The phone is an excellent way of staying in touch. You can call your kids in the evening, or buy them mobiles and talk to them on their way home from school. It’s a chance for chatting on a regular basis – every evening, if possible. The calls don’t have to be long, just an opportunity for you to catch up on what’s happened during their day.

What to Talk About With Your Children

Children can be notoriously uncommunicative. Ask about school and you’ll hear “it was okay,” or something similar. Draw them out where you can, ask a few questions, enough so you can gauge what’s happening. But don’t just talk; listen, too. Let them lead the conversation, talking about things that are important to them. Develop an interest in their interests so you can talk more knowledgably about them (and you’ll discover that in many cases, interests can change from month to month, so you’ll be playing catch-up).

Above all, simply talking is the most important thing – often it doesn’t matter what you talk about. The more often you can do it, the stronger the bond between you and your children. Many men only talk to their children when they have contact, and it takes a determined, ongoing effort to keep regular contact, but the results are more than worth it.

Obviously, the situation is far easier when your ex doesn’t put obstacles in your way. But if you have parental responsibility, you should be able to have regular access via phone calls or online with your kids.
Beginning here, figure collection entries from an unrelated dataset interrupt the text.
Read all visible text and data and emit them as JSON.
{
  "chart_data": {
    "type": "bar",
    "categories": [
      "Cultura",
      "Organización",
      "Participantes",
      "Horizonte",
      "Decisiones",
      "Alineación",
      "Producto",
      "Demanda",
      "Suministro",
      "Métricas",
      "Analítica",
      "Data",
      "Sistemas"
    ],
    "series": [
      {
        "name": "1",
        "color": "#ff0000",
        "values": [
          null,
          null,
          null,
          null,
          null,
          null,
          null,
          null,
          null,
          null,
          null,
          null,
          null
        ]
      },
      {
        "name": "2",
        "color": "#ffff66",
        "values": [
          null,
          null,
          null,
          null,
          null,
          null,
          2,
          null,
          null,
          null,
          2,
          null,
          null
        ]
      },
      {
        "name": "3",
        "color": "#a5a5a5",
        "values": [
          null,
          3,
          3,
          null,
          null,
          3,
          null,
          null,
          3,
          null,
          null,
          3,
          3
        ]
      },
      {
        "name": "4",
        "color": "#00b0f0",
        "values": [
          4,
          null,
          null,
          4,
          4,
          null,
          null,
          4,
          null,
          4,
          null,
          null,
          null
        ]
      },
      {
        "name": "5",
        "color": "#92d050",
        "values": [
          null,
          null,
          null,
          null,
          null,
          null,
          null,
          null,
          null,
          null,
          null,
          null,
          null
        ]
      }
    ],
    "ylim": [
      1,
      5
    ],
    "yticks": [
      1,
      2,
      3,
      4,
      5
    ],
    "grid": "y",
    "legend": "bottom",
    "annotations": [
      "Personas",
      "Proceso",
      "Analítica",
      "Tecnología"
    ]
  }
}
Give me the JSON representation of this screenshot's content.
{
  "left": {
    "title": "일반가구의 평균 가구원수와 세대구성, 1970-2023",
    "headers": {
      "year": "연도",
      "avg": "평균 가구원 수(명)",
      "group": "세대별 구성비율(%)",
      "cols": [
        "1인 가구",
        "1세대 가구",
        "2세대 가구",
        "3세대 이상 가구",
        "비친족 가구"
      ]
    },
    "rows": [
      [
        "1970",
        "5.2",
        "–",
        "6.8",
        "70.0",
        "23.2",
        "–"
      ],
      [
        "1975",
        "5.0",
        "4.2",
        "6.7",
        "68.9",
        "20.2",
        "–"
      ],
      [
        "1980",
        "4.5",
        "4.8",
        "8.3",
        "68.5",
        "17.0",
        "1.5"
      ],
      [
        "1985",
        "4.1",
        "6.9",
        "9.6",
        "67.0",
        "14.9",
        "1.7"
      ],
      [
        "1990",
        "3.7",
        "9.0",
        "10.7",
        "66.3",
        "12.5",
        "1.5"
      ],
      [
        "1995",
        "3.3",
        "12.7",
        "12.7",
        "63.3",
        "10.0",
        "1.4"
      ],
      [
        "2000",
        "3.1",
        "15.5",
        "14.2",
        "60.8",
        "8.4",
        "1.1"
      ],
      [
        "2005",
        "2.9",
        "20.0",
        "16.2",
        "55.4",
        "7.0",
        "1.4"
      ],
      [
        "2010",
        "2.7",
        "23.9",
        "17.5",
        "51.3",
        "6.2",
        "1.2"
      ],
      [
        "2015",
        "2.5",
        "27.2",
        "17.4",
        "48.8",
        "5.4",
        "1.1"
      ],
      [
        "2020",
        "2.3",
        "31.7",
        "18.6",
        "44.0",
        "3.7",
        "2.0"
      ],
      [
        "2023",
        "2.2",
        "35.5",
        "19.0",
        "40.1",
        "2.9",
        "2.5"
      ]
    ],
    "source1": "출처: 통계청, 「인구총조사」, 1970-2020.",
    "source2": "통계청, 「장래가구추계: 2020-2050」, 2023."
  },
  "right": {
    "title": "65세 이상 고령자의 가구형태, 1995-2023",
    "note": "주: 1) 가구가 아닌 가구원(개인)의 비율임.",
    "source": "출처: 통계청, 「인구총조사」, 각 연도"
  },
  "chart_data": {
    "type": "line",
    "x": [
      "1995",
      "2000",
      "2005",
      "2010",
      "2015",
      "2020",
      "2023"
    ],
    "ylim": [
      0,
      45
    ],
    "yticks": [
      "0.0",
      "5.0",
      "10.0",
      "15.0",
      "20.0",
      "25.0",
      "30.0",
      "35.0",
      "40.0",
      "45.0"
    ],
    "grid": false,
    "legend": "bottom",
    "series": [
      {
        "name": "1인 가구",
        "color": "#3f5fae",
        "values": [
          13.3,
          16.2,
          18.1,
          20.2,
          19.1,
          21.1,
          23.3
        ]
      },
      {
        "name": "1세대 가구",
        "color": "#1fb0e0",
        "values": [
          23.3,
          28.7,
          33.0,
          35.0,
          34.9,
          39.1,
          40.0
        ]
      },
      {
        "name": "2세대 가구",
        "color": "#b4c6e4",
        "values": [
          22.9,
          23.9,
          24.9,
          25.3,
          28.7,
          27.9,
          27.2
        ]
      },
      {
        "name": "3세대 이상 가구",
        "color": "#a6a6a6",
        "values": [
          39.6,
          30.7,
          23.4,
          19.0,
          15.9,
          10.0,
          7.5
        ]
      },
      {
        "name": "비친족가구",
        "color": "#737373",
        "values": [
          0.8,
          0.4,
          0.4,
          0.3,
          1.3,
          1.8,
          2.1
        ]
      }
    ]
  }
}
It’s important to keep as many channels of communication as possible open with your kids. Don’t be afraid to discuss issues they’ll face in life – sex and drugs, for example. These might be addressed at school, but it never hurts to reinforce them. Also, if you talk to your ex and hear about issues that the children have, discuss those with them, too. It’s not simply part of being a parent; it’s also caring and wanting the best for your children.